Reifying RDF: What Works Well With Wikidata?

This document aims to make replicable the experiments described in the paper Reifying RDF: What Works Well With Wikidata? (by Daniel Hernández, Aidan Hogan and Markus Kröztsch). The objective of the experiments was to empirically compare the effect of different models of representing qualification on statements of Wikidata.

This document is in writting process. If you have a question or sugestion about the experiments, please write to Daniel Hernández (daniel@dcc.uchile.cl).

You can download the article, the results, the data in each schema and the queries. The original data was taken from the RDF dump of 2015-02-23.

Hardware

The experiments where performed in a machine with a Intel Xeon CPU E5-2407 v2, a memory of 32GB (4*8GB DDR3 SDRAM Registered 1333 MHz) and 1TB of disk space (a RAID with 2 disks Seagate ST1000NM0033-9ZM, SATA3, 128MB of cache and 7.200 RPM).

Database engine configuration

Virtuoso

Virtuso stores the data and the configuration in the directory:

/usr/local/virtuoso-opensource/var/lib/virtuoso/db/

Instead, we store the dabase of each model $MODEL in the directory:

/var/wikidata/db/virtuoso/$MODEL/

Where model is one of sr, np, sp or ng. Thus, we create a symbolic link before starting the virtuoso server for each model:

cd /usr/local/virtuoso-opensource/var/lib/virtuoso/
ln -s /var/wikidata/db/virtuoso/$MODEL/ db

Inside each directory database there is the configuration is in the file virtuoso.ini. In this configuration file we set the following variables.

NumberOfBuffers            = 2720000
MaxDirtyBuffers            = 2000000
MaxQueryCostEstimationTime = 0
MaxQueryExecutionTime      = 60

The values for the properties NumberOfBuffers and MaxDirtyBuffers are the recomended for a machine with 32GB of memory (as our machine has).

The property MaxQueryCostEstimationTime indicates the maximun estimated time for a query. If is estimated that a query will long more that this value, then it will not executed. When this property is set 0 then no limits will be considered for estimated execution. Finally, the MaxQueryExecutionTime indicates how much time a query have to be executed. When a query execution reach this time then it is aborted. Thus, we respectively set the variables MaxQueryCostEstimationTime and MaxQueryExecutionTime to 0 and 60 seconds to ensure a real timeout of one minute.

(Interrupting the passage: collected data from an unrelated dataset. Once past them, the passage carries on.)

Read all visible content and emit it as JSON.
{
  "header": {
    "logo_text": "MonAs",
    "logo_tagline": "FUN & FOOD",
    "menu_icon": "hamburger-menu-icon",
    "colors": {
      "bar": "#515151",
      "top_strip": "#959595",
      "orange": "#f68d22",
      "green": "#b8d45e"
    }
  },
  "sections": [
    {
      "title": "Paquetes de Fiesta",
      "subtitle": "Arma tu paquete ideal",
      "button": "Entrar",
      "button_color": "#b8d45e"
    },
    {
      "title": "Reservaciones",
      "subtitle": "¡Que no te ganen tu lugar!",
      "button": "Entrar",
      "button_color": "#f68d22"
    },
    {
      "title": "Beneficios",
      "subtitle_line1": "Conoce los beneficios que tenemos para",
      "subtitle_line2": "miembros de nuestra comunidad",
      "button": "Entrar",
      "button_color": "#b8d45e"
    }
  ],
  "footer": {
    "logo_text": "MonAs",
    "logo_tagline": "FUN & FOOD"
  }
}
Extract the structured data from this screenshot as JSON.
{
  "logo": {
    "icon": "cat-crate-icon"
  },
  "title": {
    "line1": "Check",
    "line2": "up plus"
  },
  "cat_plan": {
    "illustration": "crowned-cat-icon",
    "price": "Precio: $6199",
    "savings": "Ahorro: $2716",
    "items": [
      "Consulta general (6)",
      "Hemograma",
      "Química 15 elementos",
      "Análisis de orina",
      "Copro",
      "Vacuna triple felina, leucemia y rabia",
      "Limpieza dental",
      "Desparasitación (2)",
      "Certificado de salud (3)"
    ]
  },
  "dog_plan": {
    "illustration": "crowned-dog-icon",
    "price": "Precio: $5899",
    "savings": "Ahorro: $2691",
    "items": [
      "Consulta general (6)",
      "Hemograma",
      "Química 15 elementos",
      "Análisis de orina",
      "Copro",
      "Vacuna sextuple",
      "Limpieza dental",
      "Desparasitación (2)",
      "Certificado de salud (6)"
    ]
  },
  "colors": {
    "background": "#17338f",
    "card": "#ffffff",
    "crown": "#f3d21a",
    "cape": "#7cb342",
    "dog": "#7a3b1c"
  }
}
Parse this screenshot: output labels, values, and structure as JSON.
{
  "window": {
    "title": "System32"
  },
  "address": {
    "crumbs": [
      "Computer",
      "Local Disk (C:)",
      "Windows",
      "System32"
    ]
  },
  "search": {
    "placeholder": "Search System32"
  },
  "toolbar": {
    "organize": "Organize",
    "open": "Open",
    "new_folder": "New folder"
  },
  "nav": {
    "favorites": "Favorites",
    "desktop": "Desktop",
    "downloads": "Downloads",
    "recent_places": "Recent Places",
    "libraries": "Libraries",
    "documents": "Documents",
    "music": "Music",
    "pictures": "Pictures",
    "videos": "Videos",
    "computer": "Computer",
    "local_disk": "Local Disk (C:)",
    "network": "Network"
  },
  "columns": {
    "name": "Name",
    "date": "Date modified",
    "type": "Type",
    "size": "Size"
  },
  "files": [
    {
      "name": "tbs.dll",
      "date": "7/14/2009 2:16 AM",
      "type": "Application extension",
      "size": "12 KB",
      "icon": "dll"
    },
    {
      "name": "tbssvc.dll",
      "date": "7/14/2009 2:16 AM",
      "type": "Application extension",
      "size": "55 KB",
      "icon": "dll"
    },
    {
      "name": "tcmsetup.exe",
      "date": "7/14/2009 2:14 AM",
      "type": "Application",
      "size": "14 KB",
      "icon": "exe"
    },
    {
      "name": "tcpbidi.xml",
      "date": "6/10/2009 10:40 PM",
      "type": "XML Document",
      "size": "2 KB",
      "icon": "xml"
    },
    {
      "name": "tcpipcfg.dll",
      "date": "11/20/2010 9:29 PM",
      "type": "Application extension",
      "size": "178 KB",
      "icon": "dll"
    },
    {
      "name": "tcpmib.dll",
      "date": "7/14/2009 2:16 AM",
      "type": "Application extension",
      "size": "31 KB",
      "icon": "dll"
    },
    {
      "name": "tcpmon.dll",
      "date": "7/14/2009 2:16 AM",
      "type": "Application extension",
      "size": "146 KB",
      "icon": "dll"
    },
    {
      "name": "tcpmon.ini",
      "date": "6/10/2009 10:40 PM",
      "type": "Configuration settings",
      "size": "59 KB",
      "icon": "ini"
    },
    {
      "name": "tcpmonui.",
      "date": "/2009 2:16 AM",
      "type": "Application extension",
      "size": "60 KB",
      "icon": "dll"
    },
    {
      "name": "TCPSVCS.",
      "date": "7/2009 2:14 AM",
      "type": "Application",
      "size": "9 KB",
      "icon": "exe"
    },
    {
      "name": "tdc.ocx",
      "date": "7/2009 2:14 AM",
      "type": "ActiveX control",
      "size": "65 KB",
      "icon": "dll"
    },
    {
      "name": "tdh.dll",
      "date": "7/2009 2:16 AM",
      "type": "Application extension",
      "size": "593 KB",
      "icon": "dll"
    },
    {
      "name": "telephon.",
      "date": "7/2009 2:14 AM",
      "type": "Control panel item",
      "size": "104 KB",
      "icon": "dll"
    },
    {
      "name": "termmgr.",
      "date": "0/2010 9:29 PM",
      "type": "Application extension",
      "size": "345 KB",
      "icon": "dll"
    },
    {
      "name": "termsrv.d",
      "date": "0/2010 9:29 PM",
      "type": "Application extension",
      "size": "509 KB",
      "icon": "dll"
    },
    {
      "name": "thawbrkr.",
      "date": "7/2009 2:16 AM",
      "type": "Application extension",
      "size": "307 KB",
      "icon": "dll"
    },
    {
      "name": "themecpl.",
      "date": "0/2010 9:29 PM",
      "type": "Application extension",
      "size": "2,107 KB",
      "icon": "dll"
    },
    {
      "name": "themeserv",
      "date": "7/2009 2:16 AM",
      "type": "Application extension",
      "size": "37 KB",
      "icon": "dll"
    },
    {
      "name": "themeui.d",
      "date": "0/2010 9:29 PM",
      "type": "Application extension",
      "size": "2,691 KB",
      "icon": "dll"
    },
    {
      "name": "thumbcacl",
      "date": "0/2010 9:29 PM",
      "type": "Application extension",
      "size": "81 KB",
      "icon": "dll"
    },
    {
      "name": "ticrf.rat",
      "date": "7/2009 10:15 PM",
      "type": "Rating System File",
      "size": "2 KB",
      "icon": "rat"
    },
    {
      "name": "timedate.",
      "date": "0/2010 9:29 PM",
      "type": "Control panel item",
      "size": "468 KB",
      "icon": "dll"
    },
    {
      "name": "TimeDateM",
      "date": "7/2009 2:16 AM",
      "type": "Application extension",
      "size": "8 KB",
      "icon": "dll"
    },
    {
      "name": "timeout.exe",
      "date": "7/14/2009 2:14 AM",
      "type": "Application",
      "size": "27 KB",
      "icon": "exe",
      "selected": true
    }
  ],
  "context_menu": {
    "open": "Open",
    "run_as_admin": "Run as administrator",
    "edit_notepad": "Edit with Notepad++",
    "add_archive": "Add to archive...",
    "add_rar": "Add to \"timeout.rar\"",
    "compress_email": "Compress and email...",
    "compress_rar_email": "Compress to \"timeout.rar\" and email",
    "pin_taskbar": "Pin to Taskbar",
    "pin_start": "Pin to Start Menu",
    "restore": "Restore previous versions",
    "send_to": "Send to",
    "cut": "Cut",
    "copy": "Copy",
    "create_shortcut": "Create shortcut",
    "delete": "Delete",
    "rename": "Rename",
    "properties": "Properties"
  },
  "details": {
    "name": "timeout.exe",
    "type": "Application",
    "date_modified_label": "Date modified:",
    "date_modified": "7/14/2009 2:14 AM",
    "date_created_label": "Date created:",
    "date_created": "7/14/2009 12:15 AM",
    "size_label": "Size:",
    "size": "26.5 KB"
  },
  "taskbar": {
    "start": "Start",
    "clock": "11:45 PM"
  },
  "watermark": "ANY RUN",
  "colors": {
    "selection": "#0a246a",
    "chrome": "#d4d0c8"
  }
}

In Virtuoso the default dataset is always, assumed as the union of all named graphs. Thus, no specific configuration is needed to get this behabiour with the named graphs model.

Fuseki

We choose to set the heap size to 20GB in a environment variable to give enough memory to Fuseki before starting the server:

export JVM_ARGS=-Xmx20G

For each $MODEL in sr, np and sp we start the fuseki server with the following command inside the directory of the Fuseki distribution:

cd /var/wikidata/engines/fuseki
./fuseki-server --timeout=60000 --loc /var/wikidata/db/fuseki/$MODEL/ /DS

The parameter --timeout=60000 set the execution timeout to one minute. Fuseki send an error if a query have sent not results before the timeout or truncate the values if the timeout occurs when sending the results.

The named graphs model (ng) requires setting the default graph as the union of all the named graphs in the dataset. This is done adding the the parameter --set tdb:unionDefaultGraph=true in the command that start the server:

cd /var/wikidata/engines/fuseki
./fuseki-server --timeout=60000 --loc /var/wikidata/db/fuseki/ng/ \
      --set tdb:unionDefaultGraph=true /DS

Blazegraph

In the same way that with Fuseki, we set the heap to 20GB. For each $MODEL the Blazegraph server is started with:
export JAR_FILE=/var/wikidata/engines/blazegraph/bigdata-bundled.jar
export PROPERTY_FILE=/var/wikidata/dbconfig/blazegraph/$MODEL.properties
java -server -Xmx20g -Dbigdata.propertyFile=$PROPERTY_FILE -jar $JAR_FILE

In Blazegraph the default dataset is always, assumed as the union of all named graphs. Thus, no specific configuration is needed to get this behabiour with the named graphs model.

GraphDB

To get 20GB to the heap we set the following line in the file startup.sh inside the GraphDB distribution directory:

JVM_OPTS="-XX:PermSize=256m -XX:MaxPermSize=256m -Xmx20G"

4Store

In 4Store is recommended to use the double of procesor cores as segments. We set this paramenter in the file metadata.nt. We assume that we have 8 processors that implies having 16 segments. However, they where virtual cores due the hyper-threading support of the CPU of our server, so it should been 8 segments instead of 16.